L’injustice de genre devient aussi plus apparente dans la pandémie actuelle. Comme le résume Françoise David, «au Québec, neuf emplois sur dix dans les services – privés ou publics – sont occupés par des femmes. (…) [Par exemple], les femmes fournissent plus de 80 % de la main-d’œuvre dans le secteur de la santé, 70 % en éducation et 88 % en travail social». Les emplois dans ces secteurs sont parmi ceux qui sont les moins reconnus et les moins bien payés. «Quand un gouvernement parle d’économie, c’est de métiers masculins qu’il parle, rarement de services prodigués par les femmes», écrit Mme David dans un texte paru dans Le Devoir.

Or, ces métiers du care sont essentiels. Nous en profitons tous, notamment dans le contexte actuel où les femmes contribuent majoritairement aux services sanitaires, éducatifs et sociaux, et ce, bien souvent en surplus de leurs responsabilités familiales. Cette injustice sévit également dans le monde universitaire où la productivité scientifique des hommes s’est vue en croissance depuis le début de la crise, contrairement à celle des femmes, en outre parce que ce sont généralement elles qui s’occupent des enfants à la maison.
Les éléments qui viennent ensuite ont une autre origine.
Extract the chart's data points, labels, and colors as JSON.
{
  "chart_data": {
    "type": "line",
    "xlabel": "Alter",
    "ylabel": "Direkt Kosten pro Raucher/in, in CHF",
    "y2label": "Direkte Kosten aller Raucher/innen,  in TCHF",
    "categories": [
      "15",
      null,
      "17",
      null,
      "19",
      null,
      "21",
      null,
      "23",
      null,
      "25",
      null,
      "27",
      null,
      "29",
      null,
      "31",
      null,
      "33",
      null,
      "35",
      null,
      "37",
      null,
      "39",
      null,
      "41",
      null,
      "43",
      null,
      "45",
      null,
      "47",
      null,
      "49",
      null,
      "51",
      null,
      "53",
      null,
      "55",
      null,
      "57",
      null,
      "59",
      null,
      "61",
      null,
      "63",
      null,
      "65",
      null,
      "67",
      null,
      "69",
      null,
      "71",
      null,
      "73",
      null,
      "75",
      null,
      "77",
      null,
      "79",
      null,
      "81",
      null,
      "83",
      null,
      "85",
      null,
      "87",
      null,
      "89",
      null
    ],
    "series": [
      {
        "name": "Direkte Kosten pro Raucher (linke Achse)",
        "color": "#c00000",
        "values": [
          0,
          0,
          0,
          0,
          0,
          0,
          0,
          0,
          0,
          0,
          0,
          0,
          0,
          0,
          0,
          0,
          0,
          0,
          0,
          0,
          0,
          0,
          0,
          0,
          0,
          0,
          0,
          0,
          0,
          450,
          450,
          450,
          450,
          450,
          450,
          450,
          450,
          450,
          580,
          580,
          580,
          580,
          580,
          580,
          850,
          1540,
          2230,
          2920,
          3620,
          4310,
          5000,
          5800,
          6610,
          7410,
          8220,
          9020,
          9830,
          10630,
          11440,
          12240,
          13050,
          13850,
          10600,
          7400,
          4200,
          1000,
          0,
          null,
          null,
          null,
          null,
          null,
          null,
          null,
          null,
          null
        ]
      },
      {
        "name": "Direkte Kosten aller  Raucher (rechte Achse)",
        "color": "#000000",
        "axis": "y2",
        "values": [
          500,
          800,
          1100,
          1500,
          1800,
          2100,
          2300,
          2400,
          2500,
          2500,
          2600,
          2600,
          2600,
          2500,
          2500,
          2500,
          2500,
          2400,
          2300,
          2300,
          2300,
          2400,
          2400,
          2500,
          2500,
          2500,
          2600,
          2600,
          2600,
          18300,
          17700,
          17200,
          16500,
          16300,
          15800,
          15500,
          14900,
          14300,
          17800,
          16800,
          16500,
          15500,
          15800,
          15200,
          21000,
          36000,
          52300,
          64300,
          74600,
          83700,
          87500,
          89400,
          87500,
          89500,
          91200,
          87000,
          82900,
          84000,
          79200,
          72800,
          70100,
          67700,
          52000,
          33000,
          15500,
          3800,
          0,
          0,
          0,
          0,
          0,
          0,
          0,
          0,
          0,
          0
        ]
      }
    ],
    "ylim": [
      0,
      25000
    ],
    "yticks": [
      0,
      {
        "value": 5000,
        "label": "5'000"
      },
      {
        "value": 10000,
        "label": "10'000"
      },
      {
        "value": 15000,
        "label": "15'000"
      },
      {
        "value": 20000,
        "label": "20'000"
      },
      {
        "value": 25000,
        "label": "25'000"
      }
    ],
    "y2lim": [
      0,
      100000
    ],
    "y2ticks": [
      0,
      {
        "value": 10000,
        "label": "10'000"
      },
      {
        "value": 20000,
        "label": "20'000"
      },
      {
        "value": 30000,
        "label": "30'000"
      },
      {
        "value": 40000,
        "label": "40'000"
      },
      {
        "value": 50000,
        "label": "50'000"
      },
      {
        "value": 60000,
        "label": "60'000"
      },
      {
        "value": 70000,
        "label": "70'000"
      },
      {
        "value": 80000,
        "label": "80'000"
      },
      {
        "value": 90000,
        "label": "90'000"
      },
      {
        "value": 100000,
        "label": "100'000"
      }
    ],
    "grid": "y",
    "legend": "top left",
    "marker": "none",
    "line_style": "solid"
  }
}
Encore de nos jours, un sexisme latent nous maintient dans des rôles sexuellement stéréotypés.

Enfin, les inégalités socioéconomiques entre les pays constituent la quatrième injustice révélée. L’actuelle demande de masques des pays développés engendre une pression énorme sur des entreprises des pays à faible revenu. «Avant la pandémie, au moins 25 millions d’adultes et d’enfants étaient déjà victimes de travail forcé à travers le monde. Cet esclavage moderne risque d’augmenter», estime Julie Miville-Dechêne. Connues depuis longtemps, ces inégalités perdurent néanmoins et sont même exacerbées par la crise actuelle.

À travers les drames qu’elle a générés, la pandémie a toutefois une conséquence positive: celle d’avoir révélé clairement ces injustices. Nous ne pouvons pas les nier, ni les balayer sous le tapis. Nos dirigeants devront agir, car maintenant nous savons et nous leur rappellerons l’urgence d’agir pour mettre un terme à ces injustices.

Les aînés, les membres des communautés culturelles, les femmes et les pays à faible revenus méritent – comme tout autre individu, groupe ou société – le respect de sa dignité et sa part du gâteau.